The availability of Johnny Sexton and Conan’s injury aside, Andy Farrell hasn’t had much to worry about as he begins trimming down his squad with Munster's Gavin Coombes amongst five players released from the camp this week. 

But with just over three weeks to go before Ireland’s World Cup opener against Romania, now may be the time to ramp up and a visit from England for Ireland’s final game in Dublin may prove the ideal fixture. 

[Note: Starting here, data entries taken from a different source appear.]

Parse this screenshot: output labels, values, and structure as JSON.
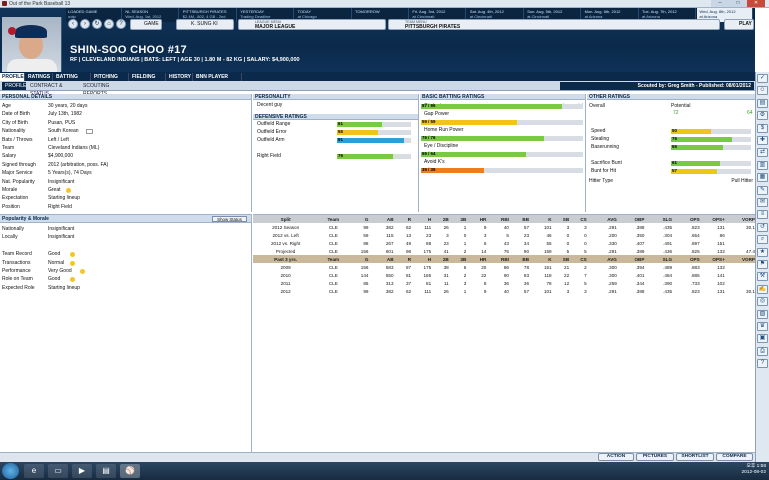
{
  "window": {
    "title": "Out of the Park Baseball 13"
  },
  "ticker": [
    {
      "a": "LOADED GAME",
      "b": "ootp"
    },
    {
      "a": "NL SEASON",
      "b": "Wed. Aug. 1st, 2012"
    },
    {
      "a": "PITTSBURGH PIRATES",
      "b": "$2.4M, .802, 4 GB - 2nd"
    },
    {
      "a": "YESTERDAY",
      "b": "Trading Deadline"
    },
    {
      "a": "TODAY",
      "b": "at Chicago"
    },
    {
      "a": "TOMORROW",
      "b": ""
    },
    {
      "a": "Fri. Aug. 3rd, 2012",
      "b": "at Cincinnati"
    },
    {
      "a": "Sat. Aug. 4th, 2012",
      "b": "at Cincinnati"
    },
    {
      "a": "Sun. Aug. 5th, 2012",
      "b": "at Cincinnati"
    },
    {
      "a": "Mon. Aug. 6th, 2012",
      "b": "at Arizona"
    },
    {
      "a": "Tue. Aug. 7th, 2012",
      "b": "at Arizona"
    },
    {
      "a": "Wed. Aug. 8th, 2012",
      "b": "at Arizona"
    }
  ],
  "nav": {
    "game": "GAME",
    "player_select": "K. SUNG KI",
    "league_label": "LEAGUE MENU",
    "league": "MAJOR LEAGUE",
    "team_label": "TEAM MENU",
    "team": "PITTSBURGH PIRATES",
    "play": "PLAY"
  },
  "player": {
    "name": "SHIN-SOO CHOO #17",
    "sub": "RF | CLEVELAND INDIANS | BATS: LEFT | AGE 30 | 1.80 M - 82 KG | SALARY: $4,900,000"
  },
  "tabs": [
    "PROFILE",
    "RATINGS",
    "BATTING STATS",
    "PITCHING STATS",
    "FIELDING STATS",
    "HISTORY",
    "BNN PLAYER PAGE"
  ],
  "subtabs": [
    "PROFILE",
    "CONTRACT & STATUS",
    "SCOUTING REPORTS"
  ],
  "scout": "Scouted by: Greg Smith - Published: 08/01/2012",
  "personal": {
    "title": "PERSONAL DETAILS",
    "rows": [
      [
        "Age",
        "30 years, 20 days"
      ],
      [
        "Date of Birth",
        "July 13th, 1982"
      ],
      [
        "City of Birth",
        "Pusan, PUS"
      ],
      [
        "Nationality",
        "South Korean"
      ],
      [
        "Bats / Throws",
        "Left / Left"
      ],
      [
        "Team",
        "Cleveland Indians (ML)"
      ],
      [
        "Salary",
        "$4,900,000"
      ],
      [
        "Signed through",
        "2012 (arbitration, poss. FA)"
      ],
      [
        "Major Service",
        "5 Years(s), 74 Days"
      ],
      [
        "Nat. Popularity",
        "Insignificant"
      ],
      [
        "Morale",
        "Great"
      ],
      [
        "Expectation",
        "Starting lineup"
      ],
      [
        "Position",
        "Right Field"
      ]
    ]
  },
  "personality": {
    "title": "PERSONALITY",
    "value": "Decent guy",
    "def_title": "DEFENSIVE RATINGS",
    "rows": [
      {
        "k": "Outfield Range",
        "v": "61",
        "pct": 0.61,
        "color": "#7ac943"
      },
      {
        "k": "Outfield Error",
        "v": "55",
        "pct": 0.55,
        "color": "#f0c419"
      },
      {
        "k": "Outfield Arm",
        "v": "91",
        "pct": 0.91,
        "color": "#2aa0d8"
      },
      {
        "k": "Right Field",
        "v": "76",
        "pct": 0.76,
        "color": "#7ac943"
      }
    ]
  },
  "batting": {
    "title": "BASIC BATTING RATINGS",
    "cp": "Current / Potential",
    "rows": [
      {
        "k": "Contact",
        "v": "87 / 86",
        "pct": 0.87,
        "color": "#7ac943"
      },
      {
        "k": "Gap Power",
        "v": "",
        "pct": 0,
        "color": "#7ac943"
      },
      {
        "k": "",
        "v": "59 / 59",
        "pct": 0.59,
        "color": "#f0c419"
      },
      {
        "k": "Home Run Power",
        "v": "",
        "pct": 0,
        "color": "#7ac943"
      },
      {
        "k": "",
        "v": "76 / 76",
        "pct": 0.76,
        "color": "#7ac943"
      },
      {
        "k": "Eye / Discipline",
        "v": "",
        "pct": 0,
        "color": "#7ac943"
      },
      {
        "k": "",
        "v": "65 / 64",
        "pct": 0.65,
        "color": "#7ac943"
      },
      {
        "k": "Avoid K's",
        "v": "",
        "pct": 0,
        "color": "#7ac943"
      },
      {
        "k": "",
        "v": "39 / 39",
        "pct": 0.39,
        "color": "#ef7d1a"
      }
    ]
  },
  "other": {
    "title": "OTHER RATINGS",
    "overall": "Overall",
    "potential": "Potential",
    "ov_val": "72",
    "pot_val": "64",
    "rows": [
      {
        "k": "Speed",
        "v": "50",
        "pct": 0.5,
        "color": "#f0c419"
      },
      {
        "k": "Stealing",
        "v": "76",
        "pct": 0.76,
        "color": "#7ac943"
      },
      {
        "k": "Baserunning",
        "v": "65",
        "pct": 0.65,
        "color": "#7ac943"
      },
      {
        "k": "Sacrifice Bunt",
        "v": "61",
        "pct": 0.61,
        "color": "#7ac943"
      },
      {
        "k": "Bunt for Hit",
        "v": "57",
        "pct": 0.57,
        "color": "#f0c419"
      }
    ],
    "hitter_type_label": "Hitter Type",
    "hitter_type": "Pull Hitter"
  },
  "popularity": {
    "title": "Popularity & Morale",
    "show_status": "Show Status",
    "rows": [
      [
        "Nationally",
        "Insignificant"
      ],
      [
        "Locally",
        "Insignificant"
      ],
      [
        "",
        ""
      ],
      [
        "Team Record",
        "Good"
      ],
      [
        "Transactions",
        "Normal"
      ],
      [
        "Performance",
        "Very Good"
      ],
      [
        "Role on Team",
        "Good"
      ],
      [
        "Expected Role",
        "Starting lineup"
      ]
    ]
  },
  "split_table": {
    "headers": [
      "Split",
      "Team",
      "G",
      "AB",
      "R",
      "H",
      "2B",
      "3B",
      "HR",
      "RBI",
      "BB",
      "K",
      "SB",
      "CS",
      "AVG",
      "OBP",
      "SLG",
      "OPS",
      "OPS+",
      "VORP"
    ],
    "rows": [
      [
        "2012 Season",
        "CLE",
        "99",
        "382",
        "62",
        "111",
        "26",
        "1",
        "9",
        "40",
        "57",
        "101",
        "3",
        "3",
        ".291",
        ".388",
        ".435",
        ".823",
        "131",
        "30.1"
      ],
      [
        "2012 vs. Left",
        "CLE",
        "59",
        "115",
        "13",
        "23",
        "3",
        "0",
        "3",
        "5",
        "23",
        "46",
        "0",
        "0",
        ".200",
        ".350",
        ".304",
        ".654",
        "86",
        ""
      ],
      [
        "2012 vs. Right",
        "CLE",
        "88",
        "267",
        "49",
        "88",
        "23",
        "1",
        "6",
        "43",
        "34",
        "55",
        "0",
        "0",
        ".330",
        ".407",
        ".491",
        ".897",
        "151",
        ""
      ],
      [
        "Projected",
        "CLE",
        "156",
        "601",
        "98",
        "175",
        "41",
        "2",
        "14",
        "75",
        "90",
        "159",
        "5",
        "5",
        ".291",
        ".389",
        ".436",
        ".825",
        "132",
        "47.4"
      ]
    ],
    "past_headers": [
      "Past 3 yrs.",
      "Team",
      "G",
      "AB",
      "R",
      "H",
      "2B",
      "3B",
      "HR",
      "RBI",
      "BB",
      "K",
      "SB",
      "CS",
      "AVG",
      "OBP",
      "SLG",
      "OPS",
      "OPS+",
      "VORP"
    ],
    "past": [
      [
        "2009",
        "CLE",
        "156",
        "583",
        "87",
        "175",
        "38",
        "6",
        "20",
        "86",
        "78",
        "151",
        "21",
        "2",
        ".300",
        ".394",
        ".489",
        ".883",
        "132",
        ""
      ],
      [
        "2010",
        "CLE",
        "144",
        "550",
        "81",
        "165",
        "31",
        "2",
        "22",
        "90",
        "83",
        "118",
        "22",
        "7",
        ".300",
        ".401",
        ".484",
        ".885",
        "141",
        ""
      ],
      [
        "2011",
        "CLE",
        "85",
        "313",
        "37",
        "81",
        "11",
        "3",
        "8",
        "36",
        "36",
        "78",
        "12",
        "5",
        ".259",
        ".344",
        ".390",
        ".733",
        "102",
        ""
      ],
      [
        "2012",
        "CLE",
        "99",
        "382",
        "62",
        "111",
        "26",
        "1",
        "9",
        "40",
        "57",
        "101",
        "3",
        "3",
        ".291",
        ".388",
        ".435",
        ".823",
        "131",
        "30.1"
      ]
    ]
  },
  "buttons": {
    "action": "ACTION",
    "pictures": "PICTURES",
    "shortlist": "SHORTLIST",
    "compare": "COMPARE"
  },
  "clock": {
    "time": "오후 1:58",
    "date": "2012-08-02"
  },
  "colors": {
    "navy": "#0b2a4b",
    "good": "#7ac943",
    "avg": "#f0c419",
    "poor": "#ef7d1a",
    "elite": "#2aa0d8"
  }
}
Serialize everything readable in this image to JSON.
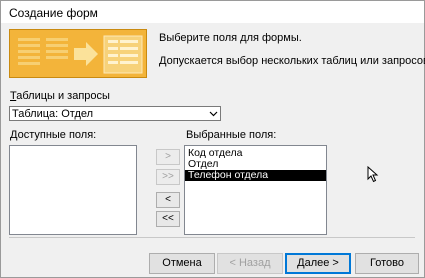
{
  "window": {
    "title": "Создание форм"
  },
  "intro": {
    "line1": "Выберите поля для формы.",
    "line2": "Допускается выбор нескольких таблиц или запросов."
  },
  "source": {
    "label_u": "Т",
    "label_rest": "аблицы и запросы",
    "selected": "Таблица: Отдел"
  },
  "available": {
    "label_u": "Д",
    "label_rest": "оступные поля:",
    "items": []
  },
  "selected_fields": {
    "label": "Выбранные поля:",
    "items": [
      "Код отдела",
      "Отдел",
      "Телефон отдела"
    ],
    "highlighted_index": 2
  },
  "move_buttons": {
    "add_one": ">",
    "add_all": ">>",
    "remove_one": "<",
    "remove_all": "<<"
  },
  "buttons": {
    "cancel": "Отмена",
    "back": "< Назад",
    "next": "Далее >",
    "finish": "Готово"
  },
  "colors": {
    "accent": "#0078d7",
    "wizard_image": "#f0b030",
    "selection": "#000000"
  }
}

Grand Slam heroes back in the reckoning

Farrell has appeared to grasp that opportunity by naming a team featuring 11 starters from Ireland’s Six Nations win over England that sealed the Grand Slam back in March.

James Ryan captains a side featuring plenty of familiar faces, albeit one that also sees No.8 Cian Prendergast make his first start for Ireland, while Ross Bryne is handed the number 10 shirt.

It’s a strong Ireland team, but it’s worth remembering how a very similar side toiled for the majority of that Grand Slam decider.

England were very much in that game before Freddie Steward’s red card just before half-time and it was a similar story the year before. 

Charlie Ewels was sent-off early on for England in 2022, but Ireland didn’t pull away from England until late on. 

England were very much in both those games at the interval, trailing by six and four points, and are 1/1 to cover a seven-point first-half handicap.

Ultimately, Ireland should prevail, as they always seem to at the Aviva Stadium - Ireland have won 21 of 22 home Tests since the last World Cup - and given where the two sides are in their development, the best England may be able to hope for is to once again frustrate the Irish for as long as possible.